Uncertainty continues over delays on the update of Wind Farm Guidelines
The Government has confirmed that the update to the Wind Farm Guidelines will be delayed once again, until the end of the year. Late last year, the Government already deferred the decision as a European Court ruling imposed a process of public consultation before the guidelines are issued.
The update to the 2006 Guidelines is controversial by nature, as it requires a revision of the lay down rules on how far wind turbines should be set back from residential dwellings, on noise aspects, as well as light and shadow “flicker” from the rotating blades. In this sense, residents currently feel unprotected as no minimum distance is set, and developers feel that the application of disproportionate measures will be in detriment of the development of Wind Energy in Ireland. IWEA’s call in the matter is for international standards to be applied and they propose to continue applying the 500m advisory distance.

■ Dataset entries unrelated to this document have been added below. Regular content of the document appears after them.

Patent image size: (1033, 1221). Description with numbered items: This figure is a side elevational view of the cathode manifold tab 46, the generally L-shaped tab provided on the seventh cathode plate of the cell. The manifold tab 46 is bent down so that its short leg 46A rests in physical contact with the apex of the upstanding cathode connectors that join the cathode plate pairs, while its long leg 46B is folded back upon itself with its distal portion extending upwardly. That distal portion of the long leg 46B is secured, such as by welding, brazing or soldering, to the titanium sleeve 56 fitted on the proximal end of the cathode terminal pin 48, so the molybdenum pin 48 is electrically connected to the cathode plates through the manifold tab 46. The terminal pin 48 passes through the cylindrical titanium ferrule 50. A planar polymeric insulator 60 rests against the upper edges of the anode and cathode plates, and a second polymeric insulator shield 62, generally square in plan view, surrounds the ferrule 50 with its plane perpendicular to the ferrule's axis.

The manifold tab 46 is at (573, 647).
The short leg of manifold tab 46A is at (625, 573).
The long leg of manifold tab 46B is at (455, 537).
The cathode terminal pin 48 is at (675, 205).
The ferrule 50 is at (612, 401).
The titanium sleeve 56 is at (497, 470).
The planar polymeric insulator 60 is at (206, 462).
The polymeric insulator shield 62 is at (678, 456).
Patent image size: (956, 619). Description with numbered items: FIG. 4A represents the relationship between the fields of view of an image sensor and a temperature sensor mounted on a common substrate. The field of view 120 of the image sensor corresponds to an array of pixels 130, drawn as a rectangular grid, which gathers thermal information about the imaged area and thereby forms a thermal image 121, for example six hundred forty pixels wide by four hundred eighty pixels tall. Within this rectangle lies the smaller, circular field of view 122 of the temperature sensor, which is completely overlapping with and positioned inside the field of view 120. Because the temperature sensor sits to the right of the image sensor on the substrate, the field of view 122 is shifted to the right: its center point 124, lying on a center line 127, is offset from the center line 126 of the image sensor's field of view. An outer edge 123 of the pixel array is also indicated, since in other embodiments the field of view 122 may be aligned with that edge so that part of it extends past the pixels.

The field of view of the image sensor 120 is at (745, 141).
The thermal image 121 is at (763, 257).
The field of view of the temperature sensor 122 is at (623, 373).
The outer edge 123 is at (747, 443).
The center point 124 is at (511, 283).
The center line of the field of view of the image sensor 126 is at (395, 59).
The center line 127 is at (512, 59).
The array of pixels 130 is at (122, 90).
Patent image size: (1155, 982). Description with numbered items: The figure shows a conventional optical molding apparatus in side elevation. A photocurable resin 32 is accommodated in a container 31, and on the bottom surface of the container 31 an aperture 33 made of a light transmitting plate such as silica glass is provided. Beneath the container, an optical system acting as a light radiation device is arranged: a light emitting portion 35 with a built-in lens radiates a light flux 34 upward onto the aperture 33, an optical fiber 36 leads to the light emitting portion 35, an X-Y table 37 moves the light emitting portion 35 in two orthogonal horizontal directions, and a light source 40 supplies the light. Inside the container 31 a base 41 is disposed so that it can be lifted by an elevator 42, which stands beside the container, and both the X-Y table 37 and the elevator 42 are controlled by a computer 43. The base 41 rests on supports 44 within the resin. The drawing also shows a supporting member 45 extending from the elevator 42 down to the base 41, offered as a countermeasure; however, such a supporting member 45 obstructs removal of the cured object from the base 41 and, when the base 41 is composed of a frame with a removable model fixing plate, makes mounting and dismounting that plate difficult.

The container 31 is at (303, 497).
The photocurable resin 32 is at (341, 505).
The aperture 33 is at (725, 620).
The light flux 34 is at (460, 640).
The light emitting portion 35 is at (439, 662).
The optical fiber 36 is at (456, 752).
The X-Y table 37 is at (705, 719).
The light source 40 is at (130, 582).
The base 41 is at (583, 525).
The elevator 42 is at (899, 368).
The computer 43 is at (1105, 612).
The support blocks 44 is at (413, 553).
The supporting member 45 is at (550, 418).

This new delay creates more uncertainty for the sector. Even though Wind Turbines are not a risk to human health, annoyance associated with living near wind turbines is a complex phenomenon. However, these can often be mitigated. Clarity and an open dialogue between developers and the worried residents should be established, as well as leadership from the Government on the matter, to avoid further delays and continue developing the Wind Energy sector at a crucial time when the EU fines for not meeting the 2020 targets are looming over us.